We have made significant progress in influencing the outcomes of meetings linked to the CBD, and we expect to do the same here in Nairobi this week.
The co-chairs of the U.N.'s CBD working group that is tasked with coming up with a plan for nature said last year that, "(our) intent is to guarantee that the rights of indigenous peoples and local communities will be respected and safeguarded".
Yet good intentions are clearly not enough to prevent the humanitarian and ecological catastrophe the entire world is witnessing in Tanzania. Most of us understand that our governments cannot be trusted to successfully implement climate and biodiversity agreements.
Despite this, a growing body of evidence supports indigenous peoples' involvement, concluding that success can only be achieved if our rights are a priority and if indigenous groups are allowed to play a central role in designing measure for protecting biodiversity.

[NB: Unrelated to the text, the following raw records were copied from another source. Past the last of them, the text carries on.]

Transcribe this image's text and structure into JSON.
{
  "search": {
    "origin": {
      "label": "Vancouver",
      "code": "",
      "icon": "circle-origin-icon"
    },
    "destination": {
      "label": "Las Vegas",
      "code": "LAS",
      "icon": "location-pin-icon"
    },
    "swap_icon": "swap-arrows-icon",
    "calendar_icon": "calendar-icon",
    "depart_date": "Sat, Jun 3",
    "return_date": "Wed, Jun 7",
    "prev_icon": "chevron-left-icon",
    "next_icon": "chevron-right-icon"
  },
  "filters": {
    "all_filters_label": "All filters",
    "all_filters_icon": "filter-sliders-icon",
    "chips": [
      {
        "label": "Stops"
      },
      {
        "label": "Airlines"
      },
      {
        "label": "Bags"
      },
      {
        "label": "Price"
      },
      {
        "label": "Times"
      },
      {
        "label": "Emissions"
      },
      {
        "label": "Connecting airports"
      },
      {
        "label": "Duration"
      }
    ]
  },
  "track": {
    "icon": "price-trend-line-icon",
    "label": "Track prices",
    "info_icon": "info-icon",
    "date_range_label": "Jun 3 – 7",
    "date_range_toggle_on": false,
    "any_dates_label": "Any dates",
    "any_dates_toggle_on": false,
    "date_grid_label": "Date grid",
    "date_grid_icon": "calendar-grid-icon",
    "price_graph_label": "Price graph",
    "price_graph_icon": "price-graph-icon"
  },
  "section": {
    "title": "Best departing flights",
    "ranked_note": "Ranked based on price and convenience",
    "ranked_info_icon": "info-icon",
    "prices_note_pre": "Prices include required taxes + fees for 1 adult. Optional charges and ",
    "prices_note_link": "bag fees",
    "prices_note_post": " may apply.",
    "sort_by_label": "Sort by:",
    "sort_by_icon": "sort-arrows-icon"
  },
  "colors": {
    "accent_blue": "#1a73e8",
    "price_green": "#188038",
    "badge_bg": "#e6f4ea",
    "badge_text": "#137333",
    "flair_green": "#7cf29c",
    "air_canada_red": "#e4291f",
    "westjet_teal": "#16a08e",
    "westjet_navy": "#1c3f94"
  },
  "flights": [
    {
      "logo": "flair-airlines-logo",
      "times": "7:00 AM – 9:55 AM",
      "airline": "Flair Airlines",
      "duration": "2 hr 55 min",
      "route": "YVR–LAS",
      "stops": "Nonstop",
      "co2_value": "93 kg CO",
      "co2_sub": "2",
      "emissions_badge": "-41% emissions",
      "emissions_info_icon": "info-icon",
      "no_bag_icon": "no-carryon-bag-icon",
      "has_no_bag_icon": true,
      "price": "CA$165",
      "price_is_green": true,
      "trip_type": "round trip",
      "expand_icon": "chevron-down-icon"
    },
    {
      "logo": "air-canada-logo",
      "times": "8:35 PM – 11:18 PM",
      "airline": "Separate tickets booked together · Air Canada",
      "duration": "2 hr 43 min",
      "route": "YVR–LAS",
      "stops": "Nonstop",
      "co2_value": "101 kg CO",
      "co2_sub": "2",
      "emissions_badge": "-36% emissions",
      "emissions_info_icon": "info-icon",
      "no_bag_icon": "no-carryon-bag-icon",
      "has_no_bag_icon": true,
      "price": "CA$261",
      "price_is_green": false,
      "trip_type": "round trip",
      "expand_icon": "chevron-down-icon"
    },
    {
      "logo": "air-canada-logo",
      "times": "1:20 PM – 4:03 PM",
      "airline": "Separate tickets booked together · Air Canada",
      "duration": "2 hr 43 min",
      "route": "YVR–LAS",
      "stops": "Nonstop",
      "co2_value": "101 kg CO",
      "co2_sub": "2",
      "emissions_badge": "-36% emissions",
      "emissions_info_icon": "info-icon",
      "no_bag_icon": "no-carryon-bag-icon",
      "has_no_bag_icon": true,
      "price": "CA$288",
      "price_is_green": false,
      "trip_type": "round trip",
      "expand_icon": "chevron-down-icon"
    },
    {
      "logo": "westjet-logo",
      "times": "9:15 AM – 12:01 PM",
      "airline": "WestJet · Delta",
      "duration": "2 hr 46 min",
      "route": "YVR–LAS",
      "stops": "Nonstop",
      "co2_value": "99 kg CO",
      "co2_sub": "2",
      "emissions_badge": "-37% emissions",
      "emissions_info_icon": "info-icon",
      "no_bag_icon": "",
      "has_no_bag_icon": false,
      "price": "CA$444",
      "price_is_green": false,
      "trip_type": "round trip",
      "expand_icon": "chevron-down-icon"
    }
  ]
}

According to analysis released last year by the International Union for Conservation of Nature (IUCN), environmental group WWF, the U.N. Environment Programme and other high-level expert institutions, the ambitious goals that CBD negotiators are debating in Nairobi cannot be achieved, "without the lands and territories recognised, sustained, protected and restored by indigenous peoples and local communities".

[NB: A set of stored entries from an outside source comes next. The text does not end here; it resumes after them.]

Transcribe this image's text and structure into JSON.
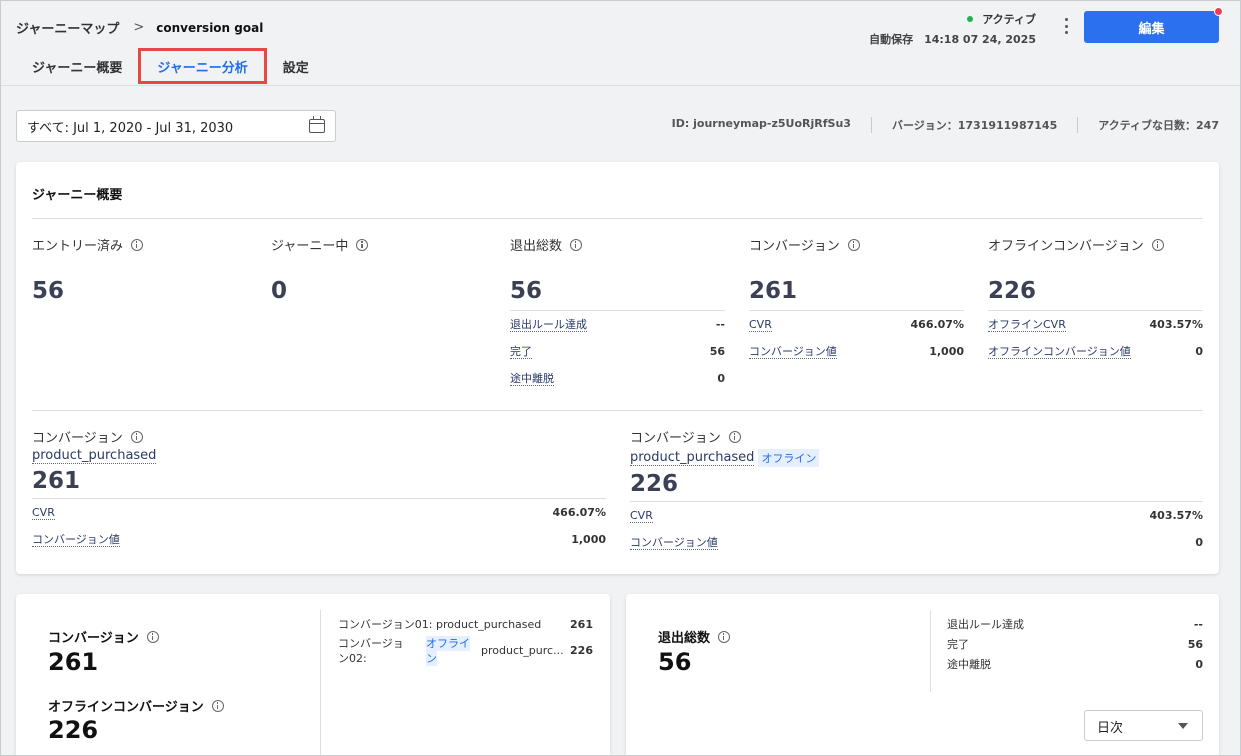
{
  "breadcrumb": {
    "root": "ジャーニーマップ",
    "separator": ">",
    "current": "conversion goal"
  },
  "tabs": [
    {
      "label": "ジャーニー概要"
    },
    {
      "label": "ジャーニー分析"
    },
    {
      "label": "設定"
    }
  ],
  "status": {
    "state": "アクティブ",
    "autosave": "自動保存　14:18 07 24, 2025"
  },
  "edit_button": "編集",
  "date_filter": "すべて: Jul 1, 2020 - Jul 31, 2030",
  "meta": {
    "id": "ID: journeymap-z5UoRjRfSu3",
    "version": "バージョン：1731911987145",
    "active_days": "アクティブな日数：247"
  },
  "overview": {
    "title": "ジャーニー概要",
    "entered": {
      "label": "エントリー済み",
      "value": "56"
    },
    "in_journey": {
      "label": "ジャーニー中",
      "value": "0"
    },
    "exits": {
      "label": "退出総数",
      "value": "56",
      "rows": [
        {
          "k": "退出ルール達成",
          "v": "--"
        },
        {
          "k": "完了",
          "v": "56"
        },
        {
          "k": "途中離脱",
          "v": "0"
        }
      ]
    },
    "conversion": {
      "label": "コンバージョン",
      "value": "261",
      "rows": [
        {
          "k": "CVR",
          "v": "466.07%"
        },
        {
          "k": "コンバージョン値",
          "v": "1,000"
        }
      ]
    },
    "offline": {
      "label": "オフラインコンバージョン",
      "value": "226",
      "rows": [
        {
          "k": "オフラインCVR",
          "v": "403.57%"
        },
        {
          "k": "オフラインコンバージョン値",
          "v": "0"
        }
      ]
    },
    "conv_online": {
      "label": "コンバージョン",
      "name": "product_purchased",
      "value": "261",
      "rows": [
        {
          "k": "CVR",
          "v": "466.07%"
        },
        {
          "k": "コンバージョン値",
          "v": "1,000"
        }
      ]
    },
    "conv_offline": {
      "label": "コンバージョン",
      "name": "product_purchased",
      "tag": "オフライン",
      "value": "226",
      "rows": [
        {
          "k": "CVR",
          "v": "403.57%"
        },
        {
          "k": "コンバージョン値",
          "v": "0"
        }
      ]
    }
  },
  "bottom_left": {
    "conv_label": "コンバージョン",
    "conv_value": "261",
    "offline_label": "オフラインコンバージョン",
    "offline_value": "226",
    "list": {
      "r1_k": "コンバージョン01: product_purchased",
      "r1_v": "261",
      "r2_k_a": "コンバージョ",
      "r2_k_b": "ン02:",
      "r2_tag_a": "オフライ",
      "r2_tag_b": "ン",
      "r2_name": "product_purc...",
      "r2_v": "226"
    }
  },
  "bottom_right": {
    "label": "退出総数",
    "value": "56",
    "rows": [
      {
        "k": "退出ルール達成",
        "v": "--"
      },
      {
        "k": "完了",
        "v": "56"
      },
      {
        "k": "途中離脱",
        "v": "0"
      }
    ],
    "select": "日次"
  }
}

So, what is our message to the climate and biodiversity negotiators at the two major U.N. conferences convening this year - the first in Sharm-el-Sheik in November and the second now planned for Montreal in December? They must focus on strengthening indigenous rights, specifically, and human rights more generally.
'Guardians of our land'
Negotiators of the global biodiversity deal may take comfort in the current draft for implementation, which suggests that words will be enough to encourage our governments to defend our peoples. Indigenous peoples know, however, that is not sufficient.
But non-binding texts do not work in bringing about the transformational change the global community is looking for. A human rights approach to conservation - including the scaling up and enforcement of the land rights of indigenous peoples and local communities - must be made explicit.
Recognising our rights and obtaining our free, prior, and informed consent must be a starting point for any effort aimed at protecting nature and benefiting from our traditional knowledge.
With strong rights, we represent a strategy for mitigating climate risk and biodiversity loss, and for stopping climate solutions from harming biodiversity. Yet we cannot accomplish this alone.
"Analysis of potential future pressures ... shows that the continued conservation of (indigenous peoples') lands cannot be taken for granted", a group of top biodiversity scientists warned in a perspective piece last year.
Biodiversity experts meeting this week in Nairobi have come far in heeding our warnings. But failure to embed indigenous peoples' rights in the final draft plan for saving biodiversity will leave all of us at risk. Certainly, the global community should sanction the Tanzanian government for its illegal and unjust treatment of the Maasai.
More broadly, however, negotiators in Montreal and Sharm-el-Sheik must incorporate indigenous peoples' rights into binding treaties if the goal is to save the natural world. Failure to do so will turn the plight of the Maasai in Tanzania into a reality for hundreds of thousands of indigenous peoples worldwide.
Indigenous peoples will and should continue to fight to stay on our traditional lands, but we shouldn't have to do it alone.
The world should openly and concretely embrace indigenous peoples as the best guardians of our lands - not just for ourselves, but because we are critical for saving the entire planet.
Any views expressed in this opinion piece are those of the author and not of Context or the Thomson Reuters Foundation.